Now imagine how much more complicated this dynamic can become when that at-home parent, being a foreigner, chooses to neglect teaching that child about their own culture or even family history due to a trauma suffered in their own homeland.

What I have just described to you is very much the home life I have had to grow up in until I was an adult and able to pose these questions to get at some underlying and unrevealed truths. My mother, Marie Therese Bernadette Guillaume Barstow Blackwell was herself Haitian and my father, Adolfo Guzman-Zani, was born and raised in Mexico. My parents met in Mexico City where my mother was gaining her doctorate in medicine and my father was earning his bachelor’s in economics. When they split from one another, my mother chose to keep his identity, even his very existence, a secret explaining my light skin as the result of her “marriage” to a man from Scandinavia, which was never actually happened. She decided to share the truth with me after I was well into my twenties. Even worse, she has had to overcome the stigmas that bedeviled Haitian immigrants during the 1970’s and 80’s, which may have been a contributing factor in her secrecy about many details surrounding our Haitian culture.

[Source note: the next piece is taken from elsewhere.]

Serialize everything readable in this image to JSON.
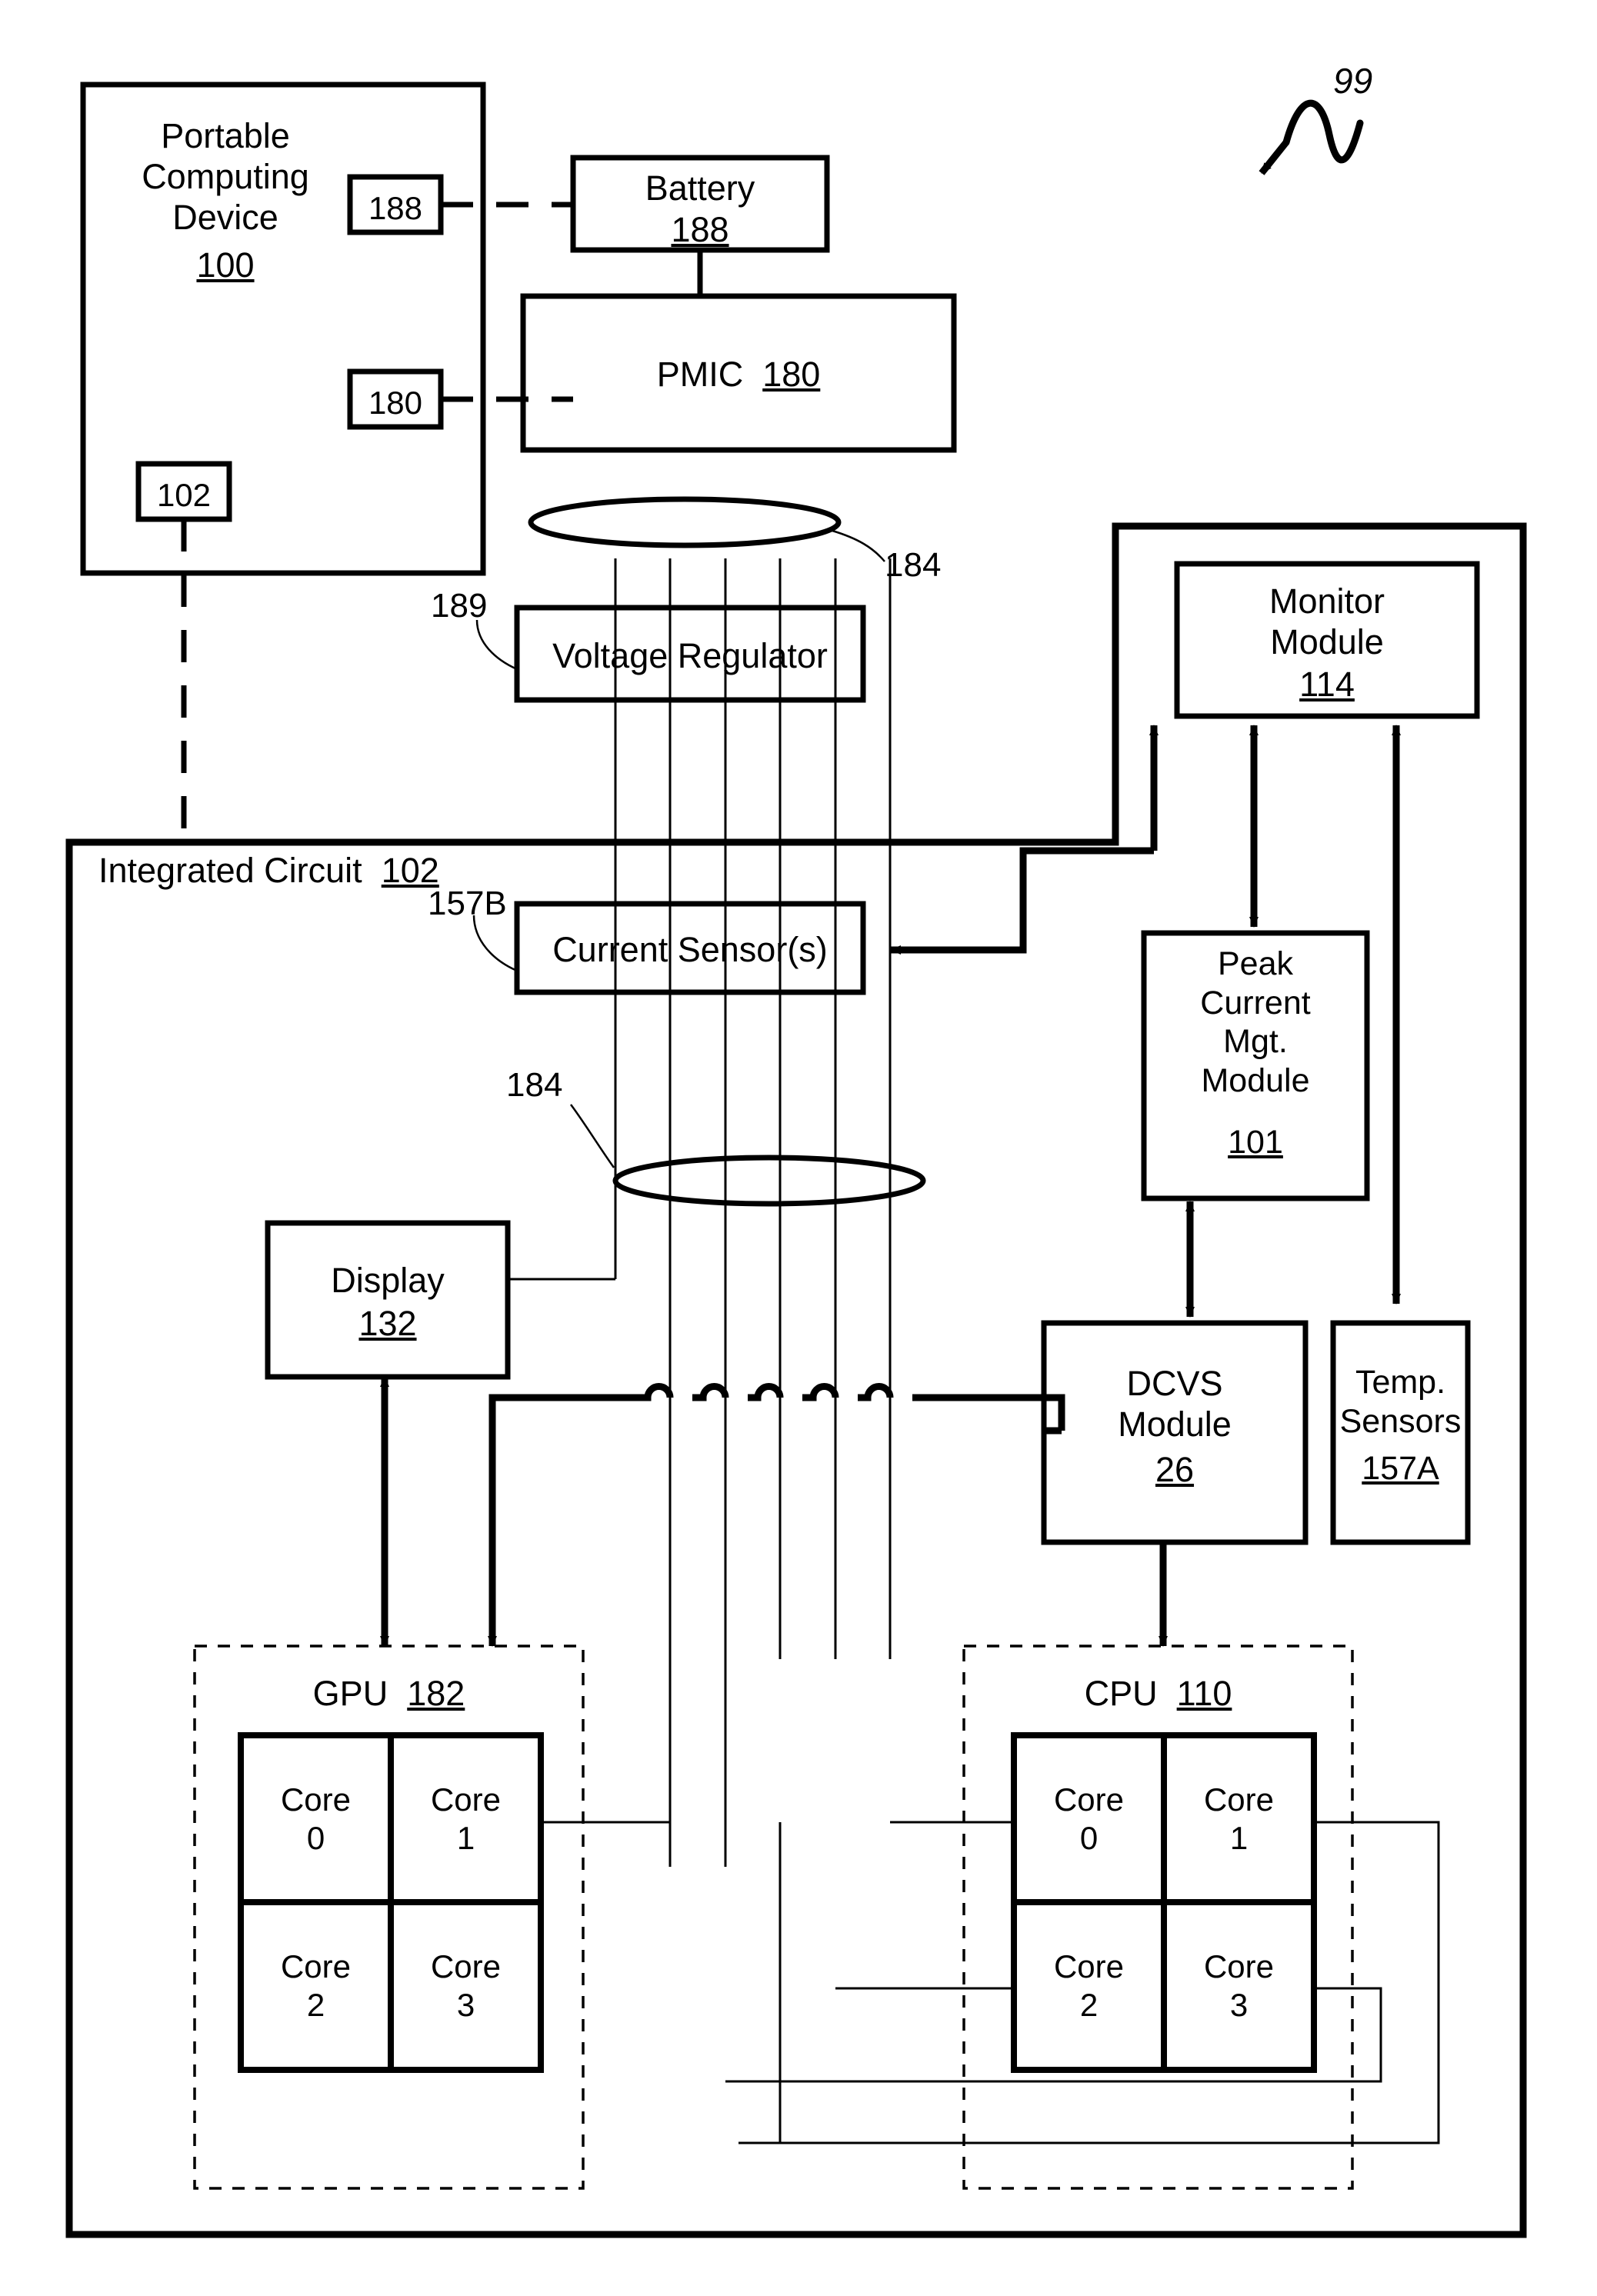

Having been born here in the U.S. meant I was automatically dropped in the category of “black” and so I have identified as African-American most of my life. Yet I have become intensely curious about my Haitian roots. This coupled with my desire to finally meet my biological father has spurred me on a quest to learn the truth about myself so I can have something of value to pass down to my own two daughters, Serenity and Allegra, who themselves are in danger of facing the same hurdles in identity construction as I did growing up. They are biracial, their mother being White. Yet our own separation has put them in danger of becoming estranged from her, since I currently raise them as a full-time parent.

This film, shot in HD, is an attempt to understand and bridge the gaps of the past while striving to lay a foundation for the future where loss of family and heritage will, hopefully, no longer be a consequence.